Jiae mengangguk kecil sebagai jawaban. Lalu detik berikutnya, ia sedikit tersentak begitu Yoongi memeluknya dari samping. Semenjak bulan madu kemarin, Yoongi jadi begitu sering memeluk Jiae seperti ini. Namun Jiae masih saja gugup saat itu terjadi.

"Kupesankan makan, hm?"

"Tidak usah, Yoongi. Aku tidak la--"

"Tidak ada penolakan!" potong Yoongi yang lalu duduk, meraih telepon di atas nakas.

"Lalu untuk apa bertanya jika pada akhirnya tetap memaksa?" gerutu Jiae pelan.

***

Yoongi memperhatikan Jiae yang makan dengan tak berselera. Butuh waktu hingga bermenit-menit lamanya hanya untuk memakan satu potong daging salmon.

"Berikan sumpitnya!" tutur Yoongi tegas karena sudah jengah menatap Jiae yang makan begitu lama.

"Apa?" tanya Jiae polos.

Tak menunggu Jiae mengerti, Yoongi segera mengambil paksa sumpit di tangan Jiae.
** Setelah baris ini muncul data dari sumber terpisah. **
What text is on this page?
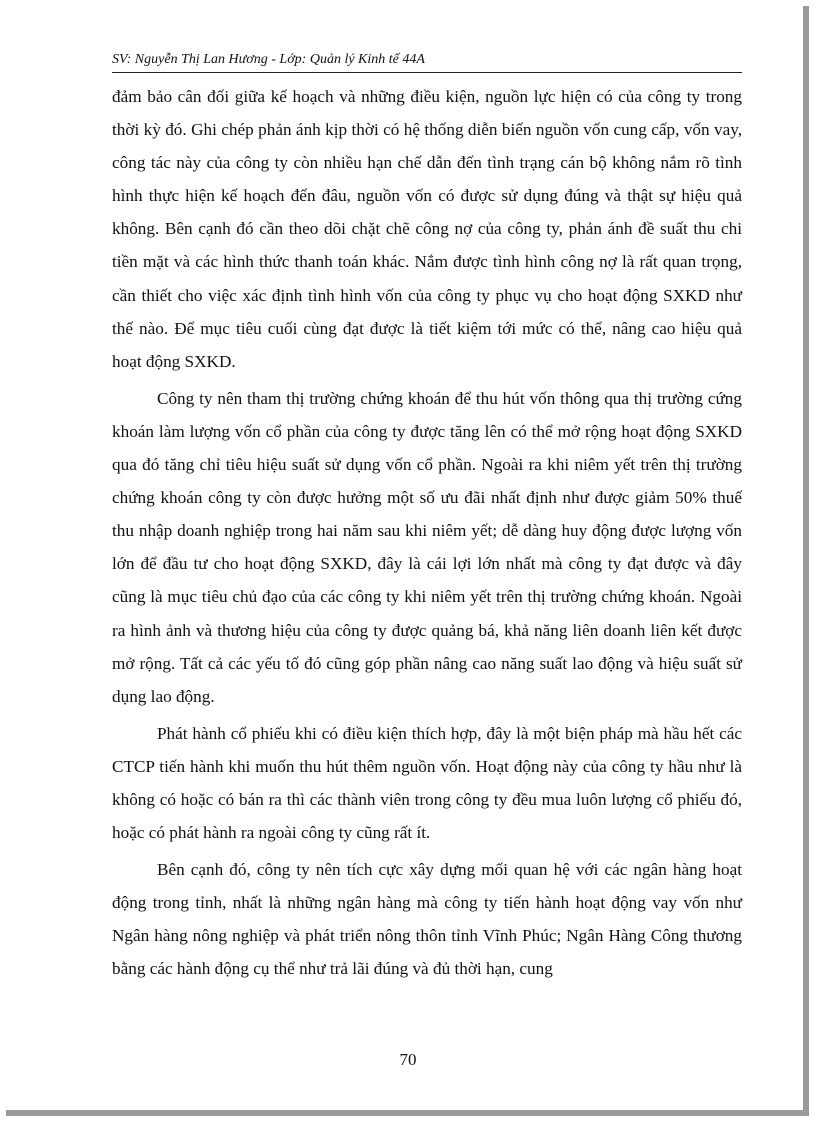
SV: Nguyễn Thị Lan Hương - Lớp: Quản lý Kinh tế 44A

đảm bảo cân đối giữa kế hoạch và những điều kiện, nguồn lực hiện có của công ty trong thời kỳ đó. Ghi chép phản ánh kịp thời có hệ thống diễn biến nguồn vốn cung cấp, vốn vay, công tác này của công ty còn nhiều hạn chế dẫn đến tình trạng cán bộ không nắm rõ tình hình thực hiện kế hoạch đến đâu, nguồn vốn có được sử dụng đúng và thật sự hiệu quả không. Bên cạnh đó cần theo dõi chặt chẽ công nợ của công ty, phản ánh đề suất thu chi tiền mặt và các hình thức thanh toán khác. Nắm được tình hình công nợ là rất quan trọng, cần thiết cho việc xác định tình hình vốn của công ty phục vụ cho hoạt động SXKD như thế nào. Để mục tiêu cuối cùng đạt được là tiết kiệm tới mức có thể, nâng cao hiệu quả hoạt động SXKD.

Công ty nên tham thị trường chứng khoán để thu hút vốn thông qua thị trường cứng khoán làm lượng vốn cổ phần của công ty được tăng lên có thể mở rộng hoạt động SXKD qua đó tăng chỉ tiêu hiệu suất sử dụng vốn cổ phần. Ngoài ra khi niêm yết trên thị trường chứng khoán công ty còn được hưởng một số ưu đãi nhất định như được giảm 50% thuế thu nhập doanh nghiệp trong hai năm sau khi niêm yết; dễ dàng huy động được lượng vốn lớn để đầu tư cho hoạt động SXKD, đây là cái lợi lớn nhất mà công ty đạt được và đây cũng là mục tiêu chủ đạo của các công ty khi niêm yết trên thị trường chứng khoán. Ngoài ra hình ảnh và thương hiệu của công ty được quảng bá, khả năng liên doanh liên kết được mở rộng. Tất cả các yếu tố đó cũng góp phần nâng cao năng suất lao động và hiệu suất sử dụng lao động.

Phát hành cổ phiếu khi có điều kiện thích hợp, đây là một biện pháp mà hầu hết các CTCP tiến hành khi muốn thu hút thêm nguồn vốn. Hoạt động này của công ty hầu như là không có hoặc có bán ra thì các thành viên trong công ty đều mua luôn lượng cổ phiếu đó, hoặc có phát hành ra ngoài công ty cũng rất ít.

Bên cạnh đó, công ty nên tích cực xây dựng mối quan hệ với các ngân hàng hoạt động trong tỉnh, nhất là những ngân hàng mà công ty tiến hành hoạt động vay vốn như Ngân hàng nông nghiệp và phát triển nông thôn tỉnh Vĩnh Phúc; Ngân Hàng Công thương bằng các hành động cụ thể như trả lãi đúng và đủ thời hạn, cung

70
"Buka mulutmu. Aaaa~" Yoongi menyodorkan ikan salmon yang sudah ia celupkan ke dalam saus ke depan mulut Jiae.

Jiae tersenyum, dengan malu-malu menerima suapan dari tangan Yoongi. "Aaaa~"

Yoongi menggeleng kecil dengan senyuman jenaka. Jiae benar-benar seperti anak kecil yang menggemaskan dengan pipi mengembung begitu.

"Lagi?" tanya Jiae saat Yoongi kembali menyodorkannya salmon. Yoongi mengangguk kecil dan Jiae kembali membuka mulut, padahal mulutnya masih penuh dengan salmon yang pertama.

"Yoongi, sudah. Aku kenyang." Jiae menggeleng sambil menutup mulut dengan telapak tangan. Yoongi, sih, terus menyuapi Jiae tanpa henti. Mulut Jiae penuh.

"Hei, kau harus makan banyak."

Jiae menggeleng lagi. Kabur menyembunyikan diri di bawah selimut.

"Jiae-ya!"

"Aku mengantuk. Kita tidur saja!" balas Jiae, sedikit berteriak di balik selimut.

Yoongi mengulum senyum karena sikap Jiae yang menurutnya kekanakkan tapi lucu di matanya. Yoongi meletakkan makanan yang ia bawa, lantas ikut naik ke atas ranjang dan membaringkan tubuh di sisi Jiae.

"Buka, aku tidak akan menyuapimu lagi," ucap Yoongi.

Kemudian selimut Jiae sedikit demi sedikit tersibak, menampilkan wajah Jiae yang tersenyum meringis.

"Kemari." Yoongi tidur sedikit menyamping, meraih kepala Jiae dan menjadikan lengannya sebagai bantalan. Sedangkan sebelah tangan yang lain memeluk Jiae yang juga memeluk perutnya.

Keduanya tersenyum kecil, merasa hangat hanya dengan mendekap satu sama lain dan saling menguatkan.

"Bagaimana dengan luka-lukamu?" tanya Jiae, memecah keheningan.

"Seperti yang kaulihat. Sudah membaik," Yoongi jawab.

Jiae mendongak, menatap Yoongi dengan bola matanya yang teduh. "Aku tahu kau bohong," cicit Jiae. "Luka di pelipismu masih terlihat. Memar di pipimu masih biru. Dan ini..." Jiae menyentuh bibir tipis Yoongi yang sudutnya masih menyisakan luka yang pasti terasa sangat sakit.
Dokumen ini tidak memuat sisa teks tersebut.